The recent ascent from May of 2015 has seen few retracements as it marched toward levels not seen since 2003. Looking across the board, it seems like USDCAD has little intention of slowing down whether looking at momentum via RSI, Crowd Sentiment Continues to Favor USD/CAD Gains, or trend following indicators like moving averages. On the sentiment chart below, you will also notice how stretched sentiment has become as traders have tried to push this pair lower in a futile manner.

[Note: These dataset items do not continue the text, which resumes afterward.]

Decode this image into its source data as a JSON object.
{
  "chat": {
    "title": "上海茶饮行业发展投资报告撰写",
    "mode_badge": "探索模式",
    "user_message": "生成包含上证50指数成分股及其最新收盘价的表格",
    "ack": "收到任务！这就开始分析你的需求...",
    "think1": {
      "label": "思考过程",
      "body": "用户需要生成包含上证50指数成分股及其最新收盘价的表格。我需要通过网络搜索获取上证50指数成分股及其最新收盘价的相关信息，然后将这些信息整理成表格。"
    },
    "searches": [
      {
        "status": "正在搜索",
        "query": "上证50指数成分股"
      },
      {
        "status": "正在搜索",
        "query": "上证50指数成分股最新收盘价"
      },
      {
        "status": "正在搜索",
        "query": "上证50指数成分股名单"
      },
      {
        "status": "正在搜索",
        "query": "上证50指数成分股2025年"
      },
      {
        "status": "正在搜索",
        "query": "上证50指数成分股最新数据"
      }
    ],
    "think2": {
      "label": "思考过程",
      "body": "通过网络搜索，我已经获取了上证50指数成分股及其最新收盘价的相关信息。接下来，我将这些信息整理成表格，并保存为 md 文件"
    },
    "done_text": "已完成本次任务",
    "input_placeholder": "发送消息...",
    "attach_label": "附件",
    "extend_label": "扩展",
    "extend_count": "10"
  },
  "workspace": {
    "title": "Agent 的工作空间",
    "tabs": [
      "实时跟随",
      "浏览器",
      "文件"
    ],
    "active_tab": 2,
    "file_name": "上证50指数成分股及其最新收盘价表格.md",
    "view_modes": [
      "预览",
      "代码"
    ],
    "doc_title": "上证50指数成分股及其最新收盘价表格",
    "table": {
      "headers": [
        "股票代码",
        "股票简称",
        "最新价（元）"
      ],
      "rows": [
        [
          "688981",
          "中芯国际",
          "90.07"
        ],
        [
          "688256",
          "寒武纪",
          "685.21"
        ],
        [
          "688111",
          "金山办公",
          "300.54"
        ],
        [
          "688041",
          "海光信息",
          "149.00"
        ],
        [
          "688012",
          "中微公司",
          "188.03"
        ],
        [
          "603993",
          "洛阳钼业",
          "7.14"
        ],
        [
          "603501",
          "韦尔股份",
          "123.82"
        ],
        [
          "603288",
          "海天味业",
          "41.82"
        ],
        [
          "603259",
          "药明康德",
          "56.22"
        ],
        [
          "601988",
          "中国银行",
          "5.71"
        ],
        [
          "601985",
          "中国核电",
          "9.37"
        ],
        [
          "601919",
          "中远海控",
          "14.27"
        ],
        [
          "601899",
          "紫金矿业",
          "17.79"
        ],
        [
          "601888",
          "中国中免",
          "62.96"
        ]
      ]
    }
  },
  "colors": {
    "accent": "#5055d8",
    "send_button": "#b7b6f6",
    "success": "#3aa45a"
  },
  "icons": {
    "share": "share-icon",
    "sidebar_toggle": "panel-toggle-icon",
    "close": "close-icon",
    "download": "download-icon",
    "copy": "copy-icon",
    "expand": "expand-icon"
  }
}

USD/CAD Speculative Sentiment Index as of 1/15/2016
Recently, we shared with you how USDCAD hit three separate targets at the 1.4265/75 zone, but the market was not interested in stopping there. A reversal is rare, and often it is best to expect the extension as opposed to a reversal. While price can be lower from one day to the next, it is worth keeping an eye on the YTD low of 1.3811. By focusing on the 1.3800 support level, we can take ourselves out of the 80% of retail traders fighting this move. When a trend is as strong as USD/CAD has been, we want a safe distance between spot and a key support level so that we are not sucked into selling a small dip in a strong uptrend. Another good support level is the 21-day moving average at 1.4028. Further CAD depreciation beyond today’s high of ~1.4550 would turn attention to 1.4665, which is the 78.6% retracement of the 2002-2007 range, and with the trend in US Oil, this seems like the more probable bet than a reversal.